Yeah, just sighting down one of the lines tells you it is not possible. Or if you consider the normal vectors of the surface on which the rulings lie.

:cat_with_tears_of_joy:

You might be able to get a better result if you tweak the height a bit.

I used galapagos and got to this solution:

2025-02-28+08_hyperboloid_galapagos_mrtn.gh (29.2 KB)

Still not possible, sweetheart. :kiss_mark:

Not with tubes of thickness. The intersections will always be further away at the center intersections than those near the bottom and top.

True but for me 0.125 mm is pretty much neglectable especially when the tubes diameter likely have a higher tolerance…
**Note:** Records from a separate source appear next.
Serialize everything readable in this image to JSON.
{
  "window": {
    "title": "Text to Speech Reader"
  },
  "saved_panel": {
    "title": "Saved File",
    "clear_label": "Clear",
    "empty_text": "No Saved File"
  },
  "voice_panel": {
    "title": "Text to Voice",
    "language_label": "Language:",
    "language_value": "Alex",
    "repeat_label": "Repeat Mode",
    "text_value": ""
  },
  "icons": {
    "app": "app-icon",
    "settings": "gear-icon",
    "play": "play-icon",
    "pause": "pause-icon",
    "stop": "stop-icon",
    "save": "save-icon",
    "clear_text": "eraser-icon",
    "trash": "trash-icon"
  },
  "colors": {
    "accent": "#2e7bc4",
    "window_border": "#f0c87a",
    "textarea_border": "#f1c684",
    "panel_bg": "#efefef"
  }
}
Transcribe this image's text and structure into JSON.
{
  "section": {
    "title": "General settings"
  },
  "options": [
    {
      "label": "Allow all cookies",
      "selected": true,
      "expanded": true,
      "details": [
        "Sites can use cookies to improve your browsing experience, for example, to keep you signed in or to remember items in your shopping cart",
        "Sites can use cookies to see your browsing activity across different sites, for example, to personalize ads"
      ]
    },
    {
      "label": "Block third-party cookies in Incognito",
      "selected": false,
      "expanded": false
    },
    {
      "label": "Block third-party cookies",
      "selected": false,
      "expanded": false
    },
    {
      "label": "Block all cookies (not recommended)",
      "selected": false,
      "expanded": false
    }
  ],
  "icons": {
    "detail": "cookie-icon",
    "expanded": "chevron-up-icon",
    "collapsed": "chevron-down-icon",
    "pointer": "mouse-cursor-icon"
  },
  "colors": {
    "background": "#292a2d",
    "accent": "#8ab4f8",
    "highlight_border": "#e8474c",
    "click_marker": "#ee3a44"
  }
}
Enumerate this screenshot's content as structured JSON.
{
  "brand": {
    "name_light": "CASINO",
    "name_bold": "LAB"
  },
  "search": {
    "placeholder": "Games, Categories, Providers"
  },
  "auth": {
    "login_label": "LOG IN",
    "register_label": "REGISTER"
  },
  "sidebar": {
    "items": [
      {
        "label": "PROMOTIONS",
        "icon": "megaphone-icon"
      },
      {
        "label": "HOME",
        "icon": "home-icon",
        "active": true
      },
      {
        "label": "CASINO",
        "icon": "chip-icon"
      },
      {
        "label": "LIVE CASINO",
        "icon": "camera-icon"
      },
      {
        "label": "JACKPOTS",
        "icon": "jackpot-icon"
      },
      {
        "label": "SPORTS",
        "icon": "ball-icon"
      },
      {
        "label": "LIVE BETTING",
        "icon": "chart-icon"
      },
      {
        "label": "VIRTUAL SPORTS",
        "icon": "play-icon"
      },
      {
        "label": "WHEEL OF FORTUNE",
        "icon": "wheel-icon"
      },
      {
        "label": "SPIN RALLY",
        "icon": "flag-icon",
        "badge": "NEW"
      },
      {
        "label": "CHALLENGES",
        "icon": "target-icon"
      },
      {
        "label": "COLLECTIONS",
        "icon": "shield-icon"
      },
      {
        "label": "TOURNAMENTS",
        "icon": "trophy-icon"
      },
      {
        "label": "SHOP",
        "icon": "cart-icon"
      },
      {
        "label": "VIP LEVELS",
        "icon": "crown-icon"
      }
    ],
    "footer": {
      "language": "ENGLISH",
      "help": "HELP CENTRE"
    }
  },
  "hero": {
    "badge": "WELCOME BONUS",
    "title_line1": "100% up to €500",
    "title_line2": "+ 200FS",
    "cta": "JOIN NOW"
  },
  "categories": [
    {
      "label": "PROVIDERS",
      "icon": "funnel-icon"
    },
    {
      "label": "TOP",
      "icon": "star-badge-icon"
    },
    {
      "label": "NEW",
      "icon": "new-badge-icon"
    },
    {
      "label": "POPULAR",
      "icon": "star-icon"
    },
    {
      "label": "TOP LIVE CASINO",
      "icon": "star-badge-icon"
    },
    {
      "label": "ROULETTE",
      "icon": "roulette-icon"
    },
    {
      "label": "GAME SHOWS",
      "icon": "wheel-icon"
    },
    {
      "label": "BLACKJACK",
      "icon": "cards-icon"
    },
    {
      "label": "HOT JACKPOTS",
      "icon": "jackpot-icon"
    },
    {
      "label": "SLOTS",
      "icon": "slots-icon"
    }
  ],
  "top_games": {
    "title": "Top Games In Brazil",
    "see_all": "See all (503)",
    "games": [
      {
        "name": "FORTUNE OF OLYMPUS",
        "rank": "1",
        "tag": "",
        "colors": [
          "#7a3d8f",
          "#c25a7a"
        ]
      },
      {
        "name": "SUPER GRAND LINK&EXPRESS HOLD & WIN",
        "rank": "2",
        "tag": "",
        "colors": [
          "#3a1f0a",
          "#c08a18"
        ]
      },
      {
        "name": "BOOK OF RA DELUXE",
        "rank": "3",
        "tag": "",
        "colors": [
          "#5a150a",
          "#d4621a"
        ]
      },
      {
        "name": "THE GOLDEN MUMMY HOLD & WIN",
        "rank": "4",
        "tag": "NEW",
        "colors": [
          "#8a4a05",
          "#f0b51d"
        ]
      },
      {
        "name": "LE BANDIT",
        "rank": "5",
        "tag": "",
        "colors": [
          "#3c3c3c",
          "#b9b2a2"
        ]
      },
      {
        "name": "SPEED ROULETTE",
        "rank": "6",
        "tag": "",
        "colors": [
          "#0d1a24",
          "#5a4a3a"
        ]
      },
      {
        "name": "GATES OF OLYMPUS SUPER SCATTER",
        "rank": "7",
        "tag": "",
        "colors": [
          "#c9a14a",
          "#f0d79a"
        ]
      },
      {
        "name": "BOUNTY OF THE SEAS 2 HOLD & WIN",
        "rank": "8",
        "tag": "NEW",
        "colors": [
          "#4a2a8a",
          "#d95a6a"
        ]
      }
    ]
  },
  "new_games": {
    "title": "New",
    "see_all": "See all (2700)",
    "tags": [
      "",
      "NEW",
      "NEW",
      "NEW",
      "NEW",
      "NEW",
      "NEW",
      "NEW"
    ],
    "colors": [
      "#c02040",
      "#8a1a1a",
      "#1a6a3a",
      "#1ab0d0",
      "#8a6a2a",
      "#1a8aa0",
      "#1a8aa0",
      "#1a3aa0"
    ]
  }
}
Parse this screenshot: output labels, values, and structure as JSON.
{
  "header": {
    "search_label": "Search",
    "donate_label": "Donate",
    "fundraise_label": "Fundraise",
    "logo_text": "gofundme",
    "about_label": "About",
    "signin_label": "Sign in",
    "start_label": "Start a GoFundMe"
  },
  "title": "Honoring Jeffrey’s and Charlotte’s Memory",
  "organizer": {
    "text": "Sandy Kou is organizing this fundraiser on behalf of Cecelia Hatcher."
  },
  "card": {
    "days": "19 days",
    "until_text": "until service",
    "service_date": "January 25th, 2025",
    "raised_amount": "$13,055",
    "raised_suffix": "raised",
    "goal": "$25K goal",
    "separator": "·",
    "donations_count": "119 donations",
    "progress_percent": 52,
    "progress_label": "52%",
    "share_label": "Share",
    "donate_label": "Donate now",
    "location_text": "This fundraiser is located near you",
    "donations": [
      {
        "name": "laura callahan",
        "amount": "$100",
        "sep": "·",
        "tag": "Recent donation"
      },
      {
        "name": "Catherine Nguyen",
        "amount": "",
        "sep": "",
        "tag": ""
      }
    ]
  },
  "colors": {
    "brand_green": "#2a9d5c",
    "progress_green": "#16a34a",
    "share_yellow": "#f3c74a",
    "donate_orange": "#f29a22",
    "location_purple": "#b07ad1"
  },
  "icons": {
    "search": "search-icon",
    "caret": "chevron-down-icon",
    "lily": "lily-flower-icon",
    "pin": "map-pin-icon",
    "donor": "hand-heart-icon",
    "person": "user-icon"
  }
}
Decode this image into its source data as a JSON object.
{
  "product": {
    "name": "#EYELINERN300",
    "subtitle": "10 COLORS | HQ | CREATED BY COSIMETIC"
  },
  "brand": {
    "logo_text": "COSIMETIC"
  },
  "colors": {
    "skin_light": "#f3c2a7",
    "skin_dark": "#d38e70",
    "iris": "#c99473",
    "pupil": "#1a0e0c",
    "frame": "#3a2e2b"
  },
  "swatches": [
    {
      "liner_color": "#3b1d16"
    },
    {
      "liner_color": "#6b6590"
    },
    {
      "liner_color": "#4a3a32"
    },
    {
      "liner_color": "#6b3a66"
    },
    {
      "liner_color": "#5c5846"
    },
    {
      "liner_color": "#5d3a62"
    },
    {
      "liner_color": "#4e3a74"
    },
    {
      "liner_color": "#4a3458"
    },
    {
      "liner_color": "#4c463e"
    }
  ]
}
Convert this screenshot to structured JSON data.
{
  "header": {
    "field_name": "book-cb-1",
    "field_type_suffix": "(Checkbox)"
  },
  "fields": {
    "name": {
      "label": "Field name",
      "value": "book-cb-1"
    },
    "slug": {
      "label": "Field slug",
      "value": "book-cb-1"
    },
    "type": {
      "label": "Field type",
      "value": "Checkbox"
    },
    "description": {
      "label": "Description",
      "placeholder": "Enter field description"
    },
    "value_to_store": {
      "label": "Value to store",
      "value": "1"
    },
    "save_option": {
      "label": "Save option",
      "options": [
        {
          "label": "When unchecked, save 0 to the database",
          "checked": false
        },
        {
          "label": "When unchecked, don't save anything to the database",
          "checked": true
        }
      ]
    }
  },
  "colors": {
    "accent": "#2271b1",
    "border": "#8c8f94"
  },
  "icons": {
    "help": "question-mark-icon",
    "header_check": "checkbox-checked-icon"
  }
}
Yes. The more members, the less skew, the taller the structure. But the argumentation that was being considered above, was whether it was geometrically possible to have all intersections at equal distances from each other, or all zero, to which the answer is “no”.

Very interesting! But I cannot read the image. Is that some kind of projection?

Thanks for sharing! I was thinking about running an optimizer on it. Have never tried Galapagos, although I did work with genetic algorithms ages ago. For the fitness function, I’d probably lean to standard deviation now, because a few large deviations are more of a problem than many small ones. Also, I need to make sure that there is never any overlap between poles. IRL they’re galvanized iron scaffolding poles, and they have negligible flex.

You are looking at the figure down the length of one of the lines (point on the left):

All intersections points of this line with other lines in the figure will lie on this point, and on the right you can see how you cannot approach this point with a tube profile without intersecting the figure. Although, the situation is a bit exaggerated because this is a perspective and not a parallel projection.

Copilot says these have a diameter tolerance of around ±0.5 mm

These chatbots output a lot of random text, but I certainly should double check the diameter tomorrow. The project is in China.

How are you going to bilt these pipes together?

Those are the standard swivel couplers used here. They allow some flexibility regarding gaps. I am currently evaluating wether I can trust them. The structure should last a few years.

I have a local engineer who has some advice. He is worried that people may steal them, and so he proposes welding the pipes. But I don’t see how we could assemble it that way.

OK, this I can see. But I still cannot quite wrap my head around that. Maybe tomorrow I will get it. Can you share the file?